La scène est décevante, certes très ironique avec l'épée en flamme du Roi Sorcier mais elle se termine aussitôt...Étonnant que Jackson vire la scène pour la version ciné, non seulement elle dure une petite minute mais en plus ça reste crédible par rapport à la phrase du Roi Sorcier lorsqu'il annonce mettre en PLS Gandalf.

Birdy
24/06/2020 à 12:13

Un peu facile le coup des fantômes qui gagnent la baston à eux tous seuls non ?
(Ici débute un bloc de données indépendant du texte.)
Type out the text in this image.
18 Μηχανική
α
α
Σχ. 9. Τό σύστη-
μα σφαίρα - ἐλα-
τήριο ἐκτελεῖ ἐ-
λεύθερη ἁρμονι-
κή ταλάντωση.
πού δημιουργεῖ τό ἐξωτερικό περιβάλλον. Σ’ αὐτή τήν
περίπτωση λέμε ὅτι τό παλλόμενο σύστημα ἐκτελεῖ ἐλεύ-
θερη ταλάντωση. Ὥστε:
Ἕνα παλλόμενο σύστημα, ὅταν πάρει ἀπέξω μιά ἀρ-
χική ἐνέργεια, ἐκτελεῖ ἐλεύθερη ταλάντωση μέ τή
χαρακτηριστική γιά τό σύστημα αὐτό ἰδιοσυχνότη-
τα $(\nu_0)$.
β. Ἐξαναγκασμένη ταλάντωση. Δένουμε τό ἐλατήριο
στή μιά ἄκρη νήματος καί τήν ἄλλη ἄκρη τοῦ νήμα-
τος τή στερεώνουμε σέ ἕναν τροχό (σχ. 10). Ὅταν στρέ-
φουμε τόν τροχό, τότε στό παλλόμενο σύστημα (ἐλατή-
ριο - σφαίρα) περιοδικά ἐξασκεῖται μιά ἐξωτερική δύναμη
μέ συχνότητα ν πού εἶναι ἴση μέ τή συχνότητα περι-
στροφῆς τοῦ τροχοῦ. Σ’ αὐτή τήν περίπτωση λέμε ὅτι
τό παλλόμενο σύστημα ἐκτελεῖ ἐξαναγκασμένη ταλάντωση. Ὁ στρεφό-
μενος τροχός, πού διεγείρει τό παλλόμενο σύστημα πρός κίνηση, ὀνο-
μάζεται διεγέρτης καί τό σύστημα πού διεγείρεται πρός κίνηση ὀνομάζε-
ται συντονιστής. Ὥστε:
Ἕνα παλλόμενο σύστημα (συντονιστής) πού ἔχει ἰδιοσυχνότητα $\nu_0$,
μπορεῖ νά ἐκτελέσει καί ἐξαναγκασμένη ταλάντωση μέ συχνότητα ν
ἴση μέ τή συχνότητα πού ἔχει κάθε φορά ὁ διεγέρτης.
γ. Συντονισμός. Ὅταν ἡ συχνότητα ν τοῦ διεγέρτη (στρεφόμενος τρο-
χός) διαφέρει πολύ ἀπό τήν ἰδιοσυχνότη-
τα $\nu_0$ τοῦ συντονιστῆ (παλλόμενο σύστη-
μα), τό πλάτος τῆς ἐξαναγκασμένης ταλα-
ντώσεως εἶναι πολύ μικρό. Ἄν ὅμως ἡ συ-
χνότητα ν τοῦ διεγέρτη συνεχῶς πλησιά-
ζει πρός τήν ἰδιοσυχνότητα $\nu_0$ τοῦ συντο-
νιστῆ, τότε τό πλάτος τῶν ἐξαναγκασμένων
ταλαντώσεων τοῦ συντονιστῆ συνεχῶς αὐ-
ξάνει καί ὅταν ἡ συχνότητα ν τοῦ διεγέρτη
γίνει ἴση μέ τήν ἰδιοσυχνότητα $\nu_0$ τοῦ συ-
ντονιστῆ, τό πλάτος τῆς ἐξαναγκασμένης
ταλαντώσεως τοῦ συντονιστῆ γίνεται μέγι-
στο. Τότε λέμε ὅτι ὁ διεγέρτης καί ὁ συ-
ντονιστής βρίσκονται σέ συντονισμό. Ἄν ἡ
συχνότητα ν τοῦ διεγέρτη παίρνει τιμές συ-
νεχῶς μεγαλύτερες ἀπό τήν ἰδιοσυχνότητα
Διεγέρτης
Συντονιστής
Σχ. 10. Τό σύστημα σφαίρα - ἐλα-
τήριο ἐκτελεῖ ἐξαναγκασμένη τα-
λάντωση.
J'ai commencé à revoir tout ça en version longue avec mon fils. J'ai vieilli je pense, car... c'est long et maladroit très souvent dans le 1, et la moitié des persos me tapent sur le système.
Legolas et sa partie de surf en pleine baston, à compter les morts avec Gimli, face à des pseudos monstres assoiffés de sang, qui tombent comme des mouches pour une pichenette...

J'accroche plus trop.

Coquille?
24/06/2020 à 10:25

", et un sauvetage inopiné d'Aragorn et sa bande."
Ne serait-ce plutôt :
", et un sauvetage inopiné PAR Aragorn et sa bande."?

Nyl
24/06/2020 à 09:44

N'ayant pas aimé la première fois, j'ai retenté l'expérience hier soir.
Alors, le retour du roi reste un très bon film, notamment pour son arc de l'assaut de Sauron sur Minas Tirith (j'inclus les péripéties de Frodon dans la grotte et sa capture, dedans) et la bataille de la Porte Noire.
Néanmoins, les débuts sont d'une incroyable lenteur. Ce fut assez pénible à suivre, avant que Sauron décide de se bouger. Et cela expliquerait pourquoi je n'ai pas apprécié le film, la première fois. Les mises en places sont longs et pas forcément indispensable à mes yeux.
J'aurai préféré que certaines soient coupés, notamment Pipin avec l'intendant et le sacrifice de la compagnie de Faramir. Certes, ça montre la folie de Deathor et c'est bien mis en scène. Mais était ce nécessaire ? Je ne pense pas.
Ca aurait été mieux de cut et d'ajouter la scène de la confrontation entre le Roi Sorcier et Gandalf ( d'autant que c'était teasé dans le film, par la promesse du Roi Sorcier de le briser).
De plus, des scènes de la version longue, seul la confrontation de Gandalf avec le Roi Sorcier, le rapprochement Faramir et Eowyn ( d'autant que tout deux perdent une figure paternelle ( ça aurait été touchant à voir et aurait expliquer pourquoi ils sont ensemble à la fin) et la mort de Saroumane me semblent importantes et intéressantes à retenir. Le reste, on pouvait aisément le passer et ça alourdit inutilement le récit ( qui n'en a pas besoin).

Opale
24/06/2020 à 07:26

Total chef-d'oeuvre absolu.

Necrowbastos
24/06/2020 à 00:05

Je suis quasiment d'accord avec tous vos points excepté la mort de saroumane. Je la trouve très réductrice et décevante pour un antagoniste d'une telle envergure. Voir Gandalf le combattre grâce à sa magie, ça aurait été mieux. Là on assiste simplement la destruction de son bâton et à un gag qui semble tout droit sorti des films "y'a-t'il un flic" ( le mec se fait poignarder, puis il tombe, puis il atterit sur des pieux... ).

Numberz
23/06/2020 à 23:49

@pseudo

En lisant l'article, j'avais également en tête le jeu EA. Lorsque j'y jouais sur PC, je me suis demandé d'où ils sortaient ça. Mais ce passage me plaisait. Et quand est venue la version longue du film, pour le coup je n'ai pas été surpris de la scène.
Et du coup, encore moins surpris par leur arrivée à Minas.